Supervised SOM for estimating continuous variables (= regression).

Parameters
  • n_rows (int, optional (default=10)) – Number of rows for the SOM grid

  • n_columns (int, optional (default=10)) – Number of columns for the SOM grid

  • init_mode_unsupervised (str, optional (default=”random”)) – Initialization mode of the unsupervised SOM

  • init_mode_supervised (str, optional (default=”random”)) – Initialization mode of the supervised SOM

  • n_iter_unsupervised (int, optional (default=1000)) – Number of iterations for the unsupervised SOM

  • n_iter_supervised (int, optional (default=1000)) – Number of iterations for the supervised SOM

  • train_mode_unsupervised (str, optional (default=”online”)) – Training mode of the unsupervised SOM

  • train_mode_supervised (str, optional (default=”online”)) – Training mode of the supervised SOM

  • neighborhood_mode_unsupervised (str, optional (default=”linear”)) – Neighborhood mode of the unsupervised SOM

  • neighborhood_mode_supervised (str, optional (default=”linear”)) – Neighborhood mode of the supervised SOM

  • learn_mode_unsupervised (str, optional (default=”min”)) – Learning mode of the unsupervised SOM

  • learn_mode_supervised (str, optional (default=”min”)) – Learning mode of the supervised SOM

  • distance_metric (str, optional (default=”euclidean”)) – Distance metric to compare on feature level (not SOM grid). Possible metrics: {“euclidean”, “manhattan”, “mahalanobis”, “tanimoto”}. Note that “tanimoto” tends to be slow.

  • learning_rate_start (float, optional (default=0.5)) – Learning rate start value

  • learning_rate_end (float, optional (default=0.05)) – Learning rate end value (only needed for some lr definitions)

  • nbh_dist_weight_mode (str, optional (default=”pseudo-gaussian”)) – Formula of the neighborhood distance weight.
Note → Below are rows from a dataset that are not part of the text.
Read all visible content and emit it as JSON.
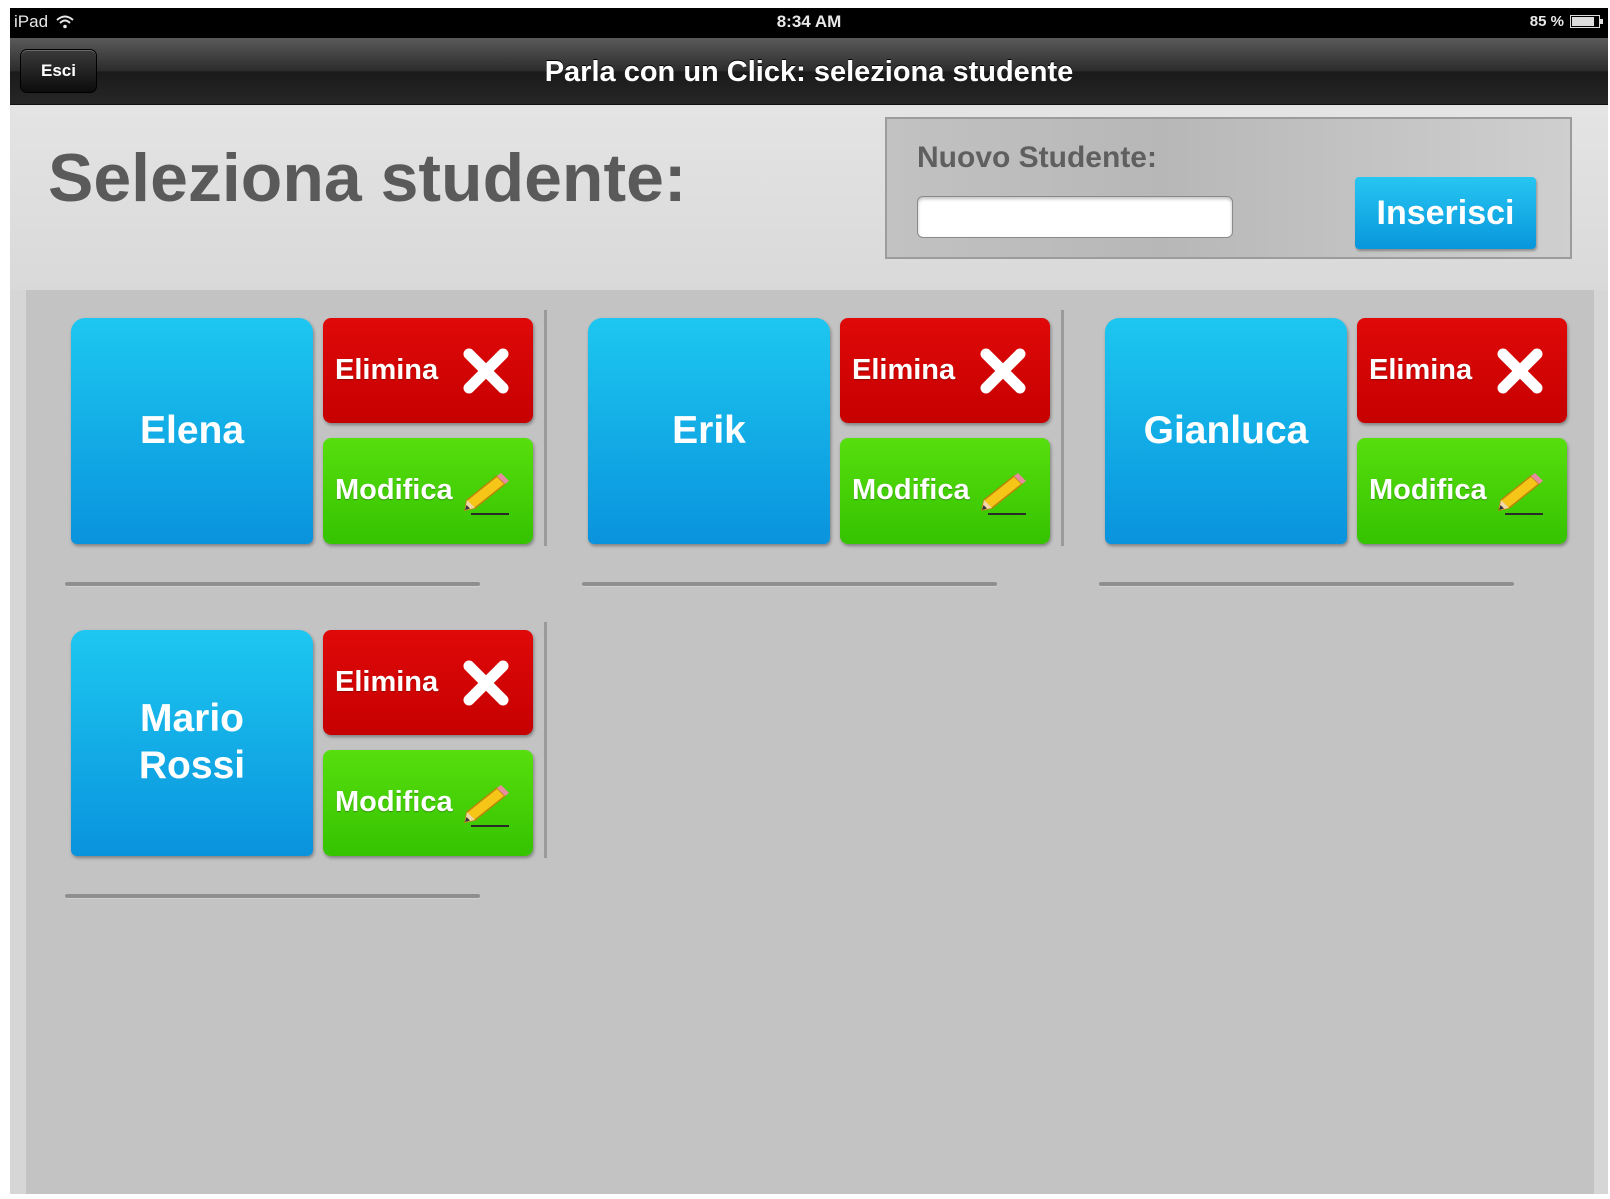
{
  "statusbar": {
    "device": "iPad",
    "time": "8:34 AM",
    "battery": "85 %",
    "battery_level": 0.85
  },
  "navbar": {
    "exit_label": "Esci",
    "title": "Parla con un Click: seleziona studente"
  },
  "header": {
    "title": "Seleziona studente:",
    "new_student_label": "Nuovo Studente:",
    "new_student_value": "",
    "insert_label": "Inserisci"
  },
  "students": [
    {
      "name": "Elena",
      "delete_label": "Elimina",
      "edit_label": "Modifica"
    },
    {
      "name": "Erik",
      "delete_label": "Elimina",
      "edit_label": "Modifica"
    },
    {
      "name": "Gianluca",
      "delete_label": "Elimina",
      "edit_label": "Modifica"
    },
    {
      "name": "Mario Rossi",
      "delete_label": "Elimina",
      "edit_label": "Modifica"
    }
  ],
  "colors": {
    "student_button": "#0fa9e6",
    "delete_button": "#d60404",
    "edit_button": "#46d008",
    "insert_button": "#149fe3"
  },
  "icons": {
    "delete": "x-icon",
    "edit": "pencil-icon",
    "wifi": "wifi-icon",
    "battery": "battery-icon"
  }
}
Possible formulas are: {“pseudo-gaussian”, “mexican-hat”}.

  • missing_label_placeholder (int or str or None, optional (default=None)) – Label placeholder for datapoints with no label. This is needed for semi-supervised learning.

  • n_jobs (int or None, optional (default=None)) – The number of jobs to run in parallel.

  • random_state (int, RandomState instance or None, optional (default=None)) – If int, random_state is the seed used by the random number generator; If RandomState instance, random_state is the random number generator; If None, the random number generator is the RandomState instance used by np.random.

  • verbose (int, optional (default=0)) – Controls the verbosity.

Variables
  • node_list_ (np.array of (int, int) tuples) – List of 2-dimensional coordinates of SOM nodes

  • radius_max_ (float, int) – Maximum radius of the neighborhood function

  • radius_min_ (float, int) – Minimum radius of the neighborhood function

  • unsuper_som_ (np.array) – Weight vectors of the unsupervised SOM shape = (self.n_rows, self.n_columns, X.shape[1])

  • X_ (np.array) – Input data

  • fitted_ (bool) – States if estimator is fitted to X

  • max_iterations_ (int) – Maximum number of iterations for the current training

  • bmus_ (list of (int, int) tuples) – List of best matching units (BMUs) of the dataset X

  • sample_weights_ (TODO) –

  • n_regression_vars_ (int) – Number of regression variables. In most examples, this equals one.

  • n_features_in_ (int) – Number of input features

init_super_som()[source]

Initialize map for regression.